The “Greek Freak” may not sound like the most complimentary of nicknames but when you understand that it is referring to Giannis Antetokounmpo’s freakish level of skill and talent rather than his appearance, the epithet makes sense.
The new face of Greek basketball
In a country where legendary basketball player Nikos Galis is still revered as one of their greatest ever athletes, it is to Antetokounmpo’s credit that he is fast becoming Greece’s new poster boy for the sport. Not bad for the son of African immigrants who was subjected to heavy prejudice during his youth due to his Nigerian background.
Galis never made an appearance in the NBA, despite being born in New Jersey, USA. He had the chance to sign for the Boston Celtics and the New Jersey Nets in the 1980s but it would have meant quitting the Greek national team due to FIBA rules that barred pro players at the time. He had been selected by the Boston Celtics in the 4th round of the 1979 NBA Draft but they did not keep him and he headed for Greece.
2020 MVP frontrunner
Antetokounmpo has emerged not just as a contender for the best Greek player of all time but also as one of the best NBA players of all time. The forward is a commanding presence on the court and has been integral in the Milwaukee Bucks’ revival as championship contenders – they made the conference finals last year and are on course to top the Eastern Conference this season where the Bucks are currently priced at +250.00 in the NBA betting for the championship. The 2020 MVP frontrunner has grown to become a role model for African immigrants in his homeland and beyond.
Battle against the odds
It hasn’t been an easy journey. He was not a great player as a teenager and had to work hard to perfect his craft against a background of discrimination. Amongst all the plaudits and adulation, it is easy to forget what he has had to endure to reach the elite level.
Despite being born in Greece, he was not granted full citizenship until he was 18 years of age. By that point, he was already on his way to the NBA and it was his planned trip to the 2013 draft in New York, where he was 15th pick, that prompted the authorities to claim him as their own.
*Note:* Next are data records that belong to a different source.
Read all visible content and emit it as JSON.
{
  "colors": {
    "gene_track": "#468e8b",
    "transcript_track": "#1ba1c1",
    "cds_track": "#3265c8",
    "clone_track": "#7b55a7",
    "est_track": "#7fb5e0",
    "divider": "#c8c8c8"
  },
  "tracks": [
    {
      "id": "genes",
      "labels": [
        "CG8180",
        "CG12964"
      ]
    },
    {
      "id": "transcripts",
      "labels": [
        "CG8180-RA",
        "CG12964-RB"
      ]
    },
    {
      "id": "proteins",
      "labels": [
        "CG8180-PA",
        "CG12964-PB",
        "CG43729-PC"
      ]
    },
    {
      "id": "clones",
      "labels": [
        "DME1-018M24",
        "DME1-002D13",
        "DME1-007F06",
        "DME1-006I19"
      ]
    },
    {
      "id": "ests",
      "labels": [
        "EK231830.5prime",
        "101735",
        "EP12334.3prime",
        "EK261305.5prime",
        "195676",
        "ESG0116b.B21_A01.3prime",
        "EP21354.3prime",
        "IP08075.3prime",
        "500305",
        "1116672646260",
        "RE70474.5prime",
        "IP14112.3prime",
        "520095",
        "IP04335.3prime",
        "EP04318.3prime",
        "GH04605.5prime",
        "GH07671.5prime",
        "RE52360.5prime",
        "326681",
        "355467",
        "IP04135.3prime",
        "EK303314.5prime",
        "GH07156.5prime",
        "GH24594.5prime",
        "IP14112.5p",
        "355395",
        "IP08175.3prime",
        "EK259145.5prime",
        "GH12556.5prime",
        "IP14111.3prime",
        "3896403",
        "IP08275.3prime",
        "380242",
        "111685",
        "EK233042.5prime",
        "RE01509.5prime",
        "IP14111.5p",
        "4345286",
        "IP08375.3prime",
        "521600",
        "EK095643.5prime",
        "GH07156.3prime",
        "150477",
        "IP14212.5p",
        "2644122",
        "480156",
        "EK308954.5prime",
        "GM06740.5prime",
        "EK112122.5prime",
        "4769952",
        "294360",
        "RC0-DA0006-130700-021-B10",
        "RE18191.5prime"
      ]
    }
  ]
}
Otherwise, he would have touched down in the States as a Nigerian.
After such a turn of events, Antetokounmpo could be forgiven for being a reluctant face of Greek basketball. Suddenly, he is an ambassador and a role model while being fully aware that if it was not for his profession, he might still be struggling to be recognized.
Yet, he has an opportunity to represent others like him who may still feel like invisible citizens on the streets of Athens. And his success may open the door to more black players who have historically found it tough to get a foot in the door of Greek basketball.